Blumenthal. Im Zentrum der Saatgut-Tauschbörse steht ein großer Tisch mit zahlreichen Kisten. In ihnen liegen Hunderte von Papiertütchen mit den Samen von Pflanzenarten und -sorten. Akribisch vermerkt ist auf jeder Tüte, wie die Art heißt, zu welcher Sorte sie gehört, wann die Samen gewonnen wurden und wie viele es sind.
Das Projekt „Klimaschutz in Blumenthal – ein Quartier im (Klima-)Wandel“ hatte jetzt im Quartierstreff Blumenthal zu einer Saatgut-Tauschbörse eingeladen. Jeder konnte Samen mitbringen und gegen andere eintauschen, aber auch Saatgut aus den Kisten gegen eine Spende mitnehmen.
Besucherin Irmgard Schwich aus Vegesack zum Beispiel hat sich Saatgut von Kürbis, Wildtomate, Stangen- und Feuerbohnen eingepackt. „Ich möchte in meinem kleinen Garten auch mal ein paar andere Pflanzenarten haben“, sagt Schwich. „Und um die Vielfalt in meinem Garten zu steigern, baue ich Gemüse und Blumen in Mischkulturen an.“
„Solche Pflanzenvielfalt im Garten fördert das Leben von Bodenorganismen und von Insekten, die Blüten bestäuben, und damit wiederum viele Vogelarten, die sich von Bodentieren und Blütenbesuchern ernähren“, sagt Heike Schneider, Gärtnerin im Blumenthaler Klimaprojekt. Während der Saatgut-Tauschbörse gibt sie einen kleinen Workshop, auf dem sie zeigt, wie man Saatgut-Tüten selber herstellt: Ein kleines quadratisches Stück Papier wird zunächst diagonal gefaltet, dann werden zwei Ecken nach innen geknickt und eine Ecke in die Lasche der anderen Ecke geschoben. „So entsteht eine Tüte, aus der das Saatgut nicht herausfällt“, sagt Schneider.
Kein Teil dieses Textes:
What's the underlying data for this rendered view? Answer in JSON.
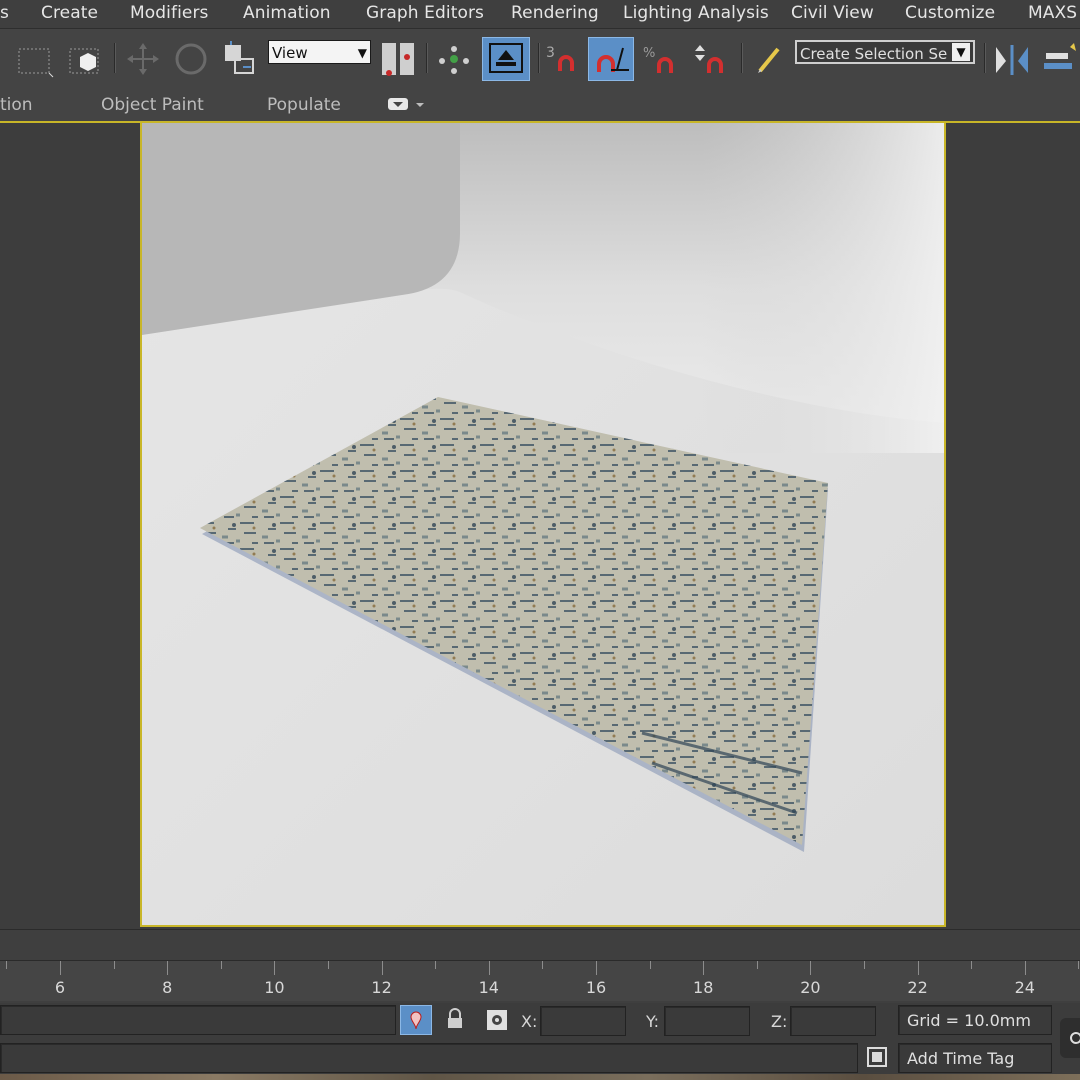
{
  "menubar": {
    "items": [
      {
        "label": "s"
      },
      {
        "label": "Create"
      },
      {
        "label": "Modifiers"
      },
      {
        "label": "Animation"
      },
      {
        "label": "Graph Editors"
      },
      {
        "label": "Rendering"
      },
      {
        "label": "Lighting Analysis"
      },
      {
        "label": "Civil View"
      },
      {
        "label": "Customize"
      },
      {
        "label": "MAXS"
      }
    ]
  },
  "toolbar": {
    "reference_coord_value": "View",
    "named_selection_value": "Create Selection Se",
    "icons": [
      "select-region-icon",
      "window-crossing-icon",
      "select-move-icon",
      "select-rotate-icon",
      "select-scale-icon",
      "reference-coordinate-icon",
      "use-pivot-center-icon",
      "select-and-manipulate-icon",
      "keyboard-shortcut-override-icon",
      "snaps-toggle-icon",
      "angle-snap-icon",
      "percent-snap-icon",
      "spinner-snap-icon",
      "edit-named-selection-icon",
      "mirror-icon",
      "align-icon"
    ]
  },
  "ribbon": {
    "tabs": [
      {
        "label": "tion"
      },
      {
        "label": "Object Paint"
      },
      {
        "label": "Populate"
      }
    ]
  },
  "timeline": {
    "ticks": [
      "6",
      "8",
      "10",
      "12",
      "14",
      "16",
      "18",
      "20",
      "22",
      "24"
    ]
  },
  "status": {
    "x_label": "X:",
    "y_label": "Y:",
    "z_label": "Z:",
    "x_value": "",
    "y_value": "",
    "z_value": "",
    "grid": "Grid = 10.0mm",
    "time_tag": "Add Time Tag"
  },
  "colors": {
    "viewport_border": "#c8b628",
    "active_tool": "#5b8fc7"
  }
}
Industrie schafft Abhängigkeit
Wissen, wie man Saatgut gewinnt, reinigt und lagert, wenn man die Pflanzen im eigenen Garten selbst zur Vermehrung bringen will. „Diese Kenntnisse sind weitgehend verloren gegangen. Inzwischen beherrschen die großen Konzerne mehr als 70 Prozent des weltweiten Saatgutmarkts“, sagt Heike Schneider, „und der größte Teil unserer Kulturpflanzenvielfalt ist verschwunden.“
Wer Saatgut im Gartenfachgeschäft kauft, findet auf den Samentüten häufig die Bezeichnung „F 1“ oder „Hybrid“. Dieses Saatgut stammt aus Laborzüchtungen und bringt Pflanzen hervor, deren eigenes Saatgut unzuverlässig oder gar nicht vermehrbar ist. „Zu 99 Prozent bilden sich daraus keine neuen Samen“, sagt Schneider, „damit schafft die Industrie Abhängigkeiten, weil wir jedes Jahr neues Saatgut kaufen müssen.“ Diese neuen Hochleistungssorten seien an die Vielfalt von Standorten nicht mehr angepasst – anders als die regionalen Sorten, die deshalb auch den Herausforderungen des sich rasch wandelnden Klimas am besten begegnen können.
Um Ordnung in die Auswahl an Samen zu bringen, sind die rund 100 Arten und Sorten auf der Saatgutbörse Pflanzenfamilien zugewiesen: Kopfsalat, Eichblattsalat oder Chicorée gehören zu den Korbblütlern und liegen zusammen in einer Kiste, Hülsenfrüchte wie Bohnen und Erbsen in einer anderen – denn oft gleichen sich die Ansprüche der Pflanzensamen innerhalb einer dieser Gruppen.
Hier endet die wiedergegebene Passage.